読んでみたら、大正解だった。冒頭の近くにこんな一節があった。

 私は東京生まれで、東京にずっと住みついているので、土地勘としての故郷は存在しないというのが実感です。「ふるさとは遠きにありて思うもの」で、生まれた土地を生涯離れないで生きて来ると、故郷の概念はもてませんし、旅に出た帰りなど列車が東京に近づくと、なつかしさに心が弾むどころか、新たに荷でも背負わされたような何とも重たい気分に誘い込まれます。つまり東京という巨大な都市のなかに、私の生涯の喜怒哀楽のすべてを渦巻きこんだどろどろしたものが淀んでいて、いつもそこに住んで居なければならないと思うほど、そこから逃げ出したい息苦しさを感じるのです。

樋口一葉夏目漱石谷崎潤一郎永井荷風芥川龍之介と東京生まれの作家にはなんとも言えない共感を覚える。また、そんな東京生まれの作家の一人とめぐり会うことができた。
年譜を見ると、生まれは浅草だが、育ちは下谷区谷中清水町、その後、小石川区駕籠町、小石川区表町、中野区江古田と転居し、文京区関口の目白台アパートを仕事場にしていたという。いずれも私もよく知っている土地ばかりである。東京のおばあさんには一種独特の雰囲気があるが、円地文子にも、その東京のおばあさんの香りを感じる。
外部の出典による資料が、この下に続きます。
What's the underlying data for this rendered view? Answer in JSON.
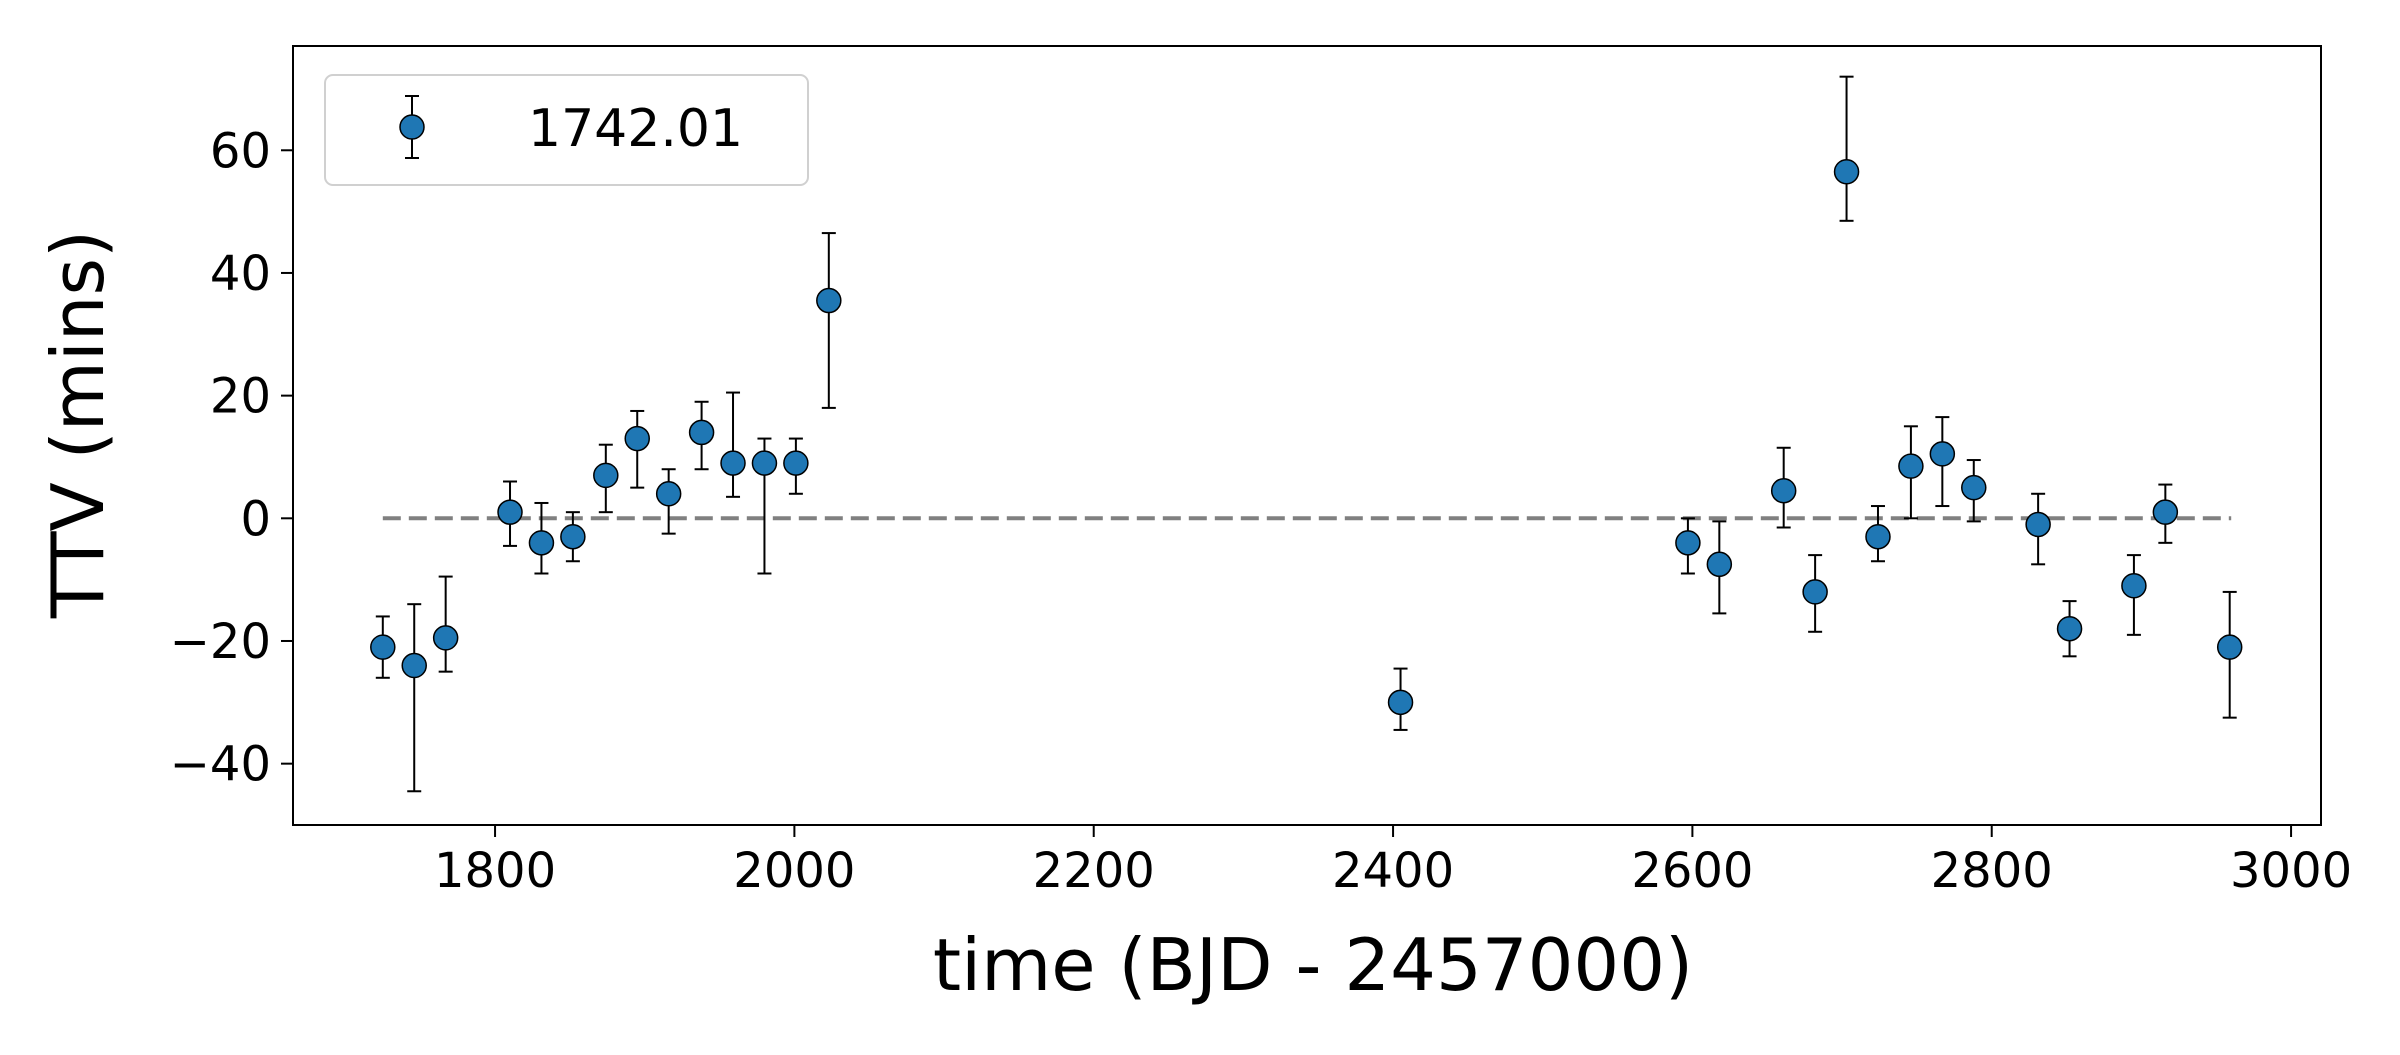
{
  "chart_data": {
    "type": "scatter",
    "title": "",
    "xlabel": "time (BJD - 2457000)",
    "ylabel": "TTV (mins)",
    "xlim": [
      1665,
      3020
    ],
    "ylim": [
      -50,
      77
    ],
    "xticks": [
      1800,
      2000,
      2200,
      2400,
      2600,
      2800,
      3000
    ],
    "yticks": [
      -40,
      -20,
      0,
      20,
      40,
      60
    ],
    "xtick_labels": [
      "1800",
      "2000",
      "2200",
      "2400",
      "2600",
      "2800",
      "3000"
    ],
    "ytick_labels": [
      "−40",
      "−20",
      "0",
      "20",
      "40",
      "60"
    ],
    "grid": false,
    "legend": {
      "position": "top-left",
      "entries": [
        "1742.01"
      ]
    },
    "reference_line": {
      "y": 0,
      "x_range": [
        1725,
        2960
      ],
      "style": "dashed",
      "color": "#808080"
    },
    "marker_color": "#1f77b4",
    "series": [
      {
        "name": "1742.01",
        "points": [
          {
            "x": 1725,
            "y": -21,
            "yerr": [
              5,
              5
            ]
          },
          {
            "x": 1746,
            "y": -24,
            "yerr": [
              20.5,
              10
            ]
          },
          {
            "x": 1767,
            "y": -19.5,
            "yerr": [
              5.5,
              10
            ]
          },
          {
            "x": 1810,
            "y": 1,
            "yerr": [
              5.5,
              5
            ]
          },
          {
            "x": 1831,
            "y": -4,
            "yerr": [
              5,
              6.5
            ]
          },
          {
            "x": 1852,
            "y": -3,
            "yerr": [
              4,
              4
            ]
          },
          {
            "x": 1874,
            "y": 7,
            "yerr": [
              6,
              5
            ]
          },
          {
            "x": 1895,
            "y": 13,
            "yerr": [
              8,
              4.5
            ]
          },
          {
            "x": 1916,
            "y": 4,
            "yerr": [
              6.5,
              4
            ]
          },
          {
            "x": 1938,
            "y": 14,
            "yerr": [
              6,
              5
            ]
          },
          {
            "x": 1959,
            "y": 9,
            "yerr": [
              5.5,
              11.5
            ]
          },
          {
            "x": 1980,
            "y": 9,
            "yerr": [
              18,
              4
            ]
          },
          {
            "x": 2001,
            "y": 9,
            "yerr": [
              5,
              4
            ]
          },
          {
            "x": 2023,
            "y": 35.5,
            "yerr": [
              17.5,
              11
            ]
          },
          {
            "x": 2405,
            "y": -30,
            "yerr": [
              4.5,
              5.5
            ]
          },
          {
            "x": 2597,
            "y": -4,
            "yerr": [
              5,
              4
            ]
          },
          {
            "x": 2618,
            "y": -7.5,
            "yerr": [
              8,
              7
            ]
          },
          {
            "x": 2661,
            "y": 4.5,
            "yerr": [
              6,
              7
            ]
          },
          {
            "x": 2682,
            "y": -12,
            "yerr": [
              6.5,
              6
            ]
          },
          {
            "x": 2703,
            "y": 56.5,
            "yerr": [
              8,
              15.5
            ]
          },
          {
            "x": 2724,
            "y": -3,
            "yerr": [
              4,
              5
            ]
          },
          {
            "x": 2746,
            "y": 8.5,
            "yerr": [
              8.5,
              6.5
            ]
          },
          {
            "x": 2767,
            "y": 10.5,
            "yerr": [
              8.5,
              6
            ]
          },
          {
            "x": 2788,
            "y": 5,
            "yerr": [
              5.5,
              4.5
            ]
          },
          {
            "x": 2831,
            "y": -1,
            "yerr": [
              6.5,
              5
            ]
          },
          {
            "x": 2852,
            "y": -18,
            "yerr": [
              4.5,
              4.5
            ]
          },
          {
            "x": 2895,
            "y": -11,
            "yerr": [
              8,
              5
            ]
          },
          {
            "x": 2916,
            "y": 1,
            "yerr": [
              5,
              4.5
            ]
          },
          {
            "x": 2959,
            "y": -21,
            "yerr": [
              11.5,
              9
            ]
          }
        ]
      }
    ]
  }
}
円地文子は、旅行から帰るとき「何とも重たい気分に誘い込まれます」と書いているが、私の場合、帰るときに重い気分になるというよりは、旅行に出発するときになんとも言えずすがすがしい軽い気分になる。特に、海外に行くときは特に気持ちが軽くなる。旅行が好きなのは、いつも生活をしている東京のどこかに息苦しさを感じていて、そこから逃げ出せるからかもしれない。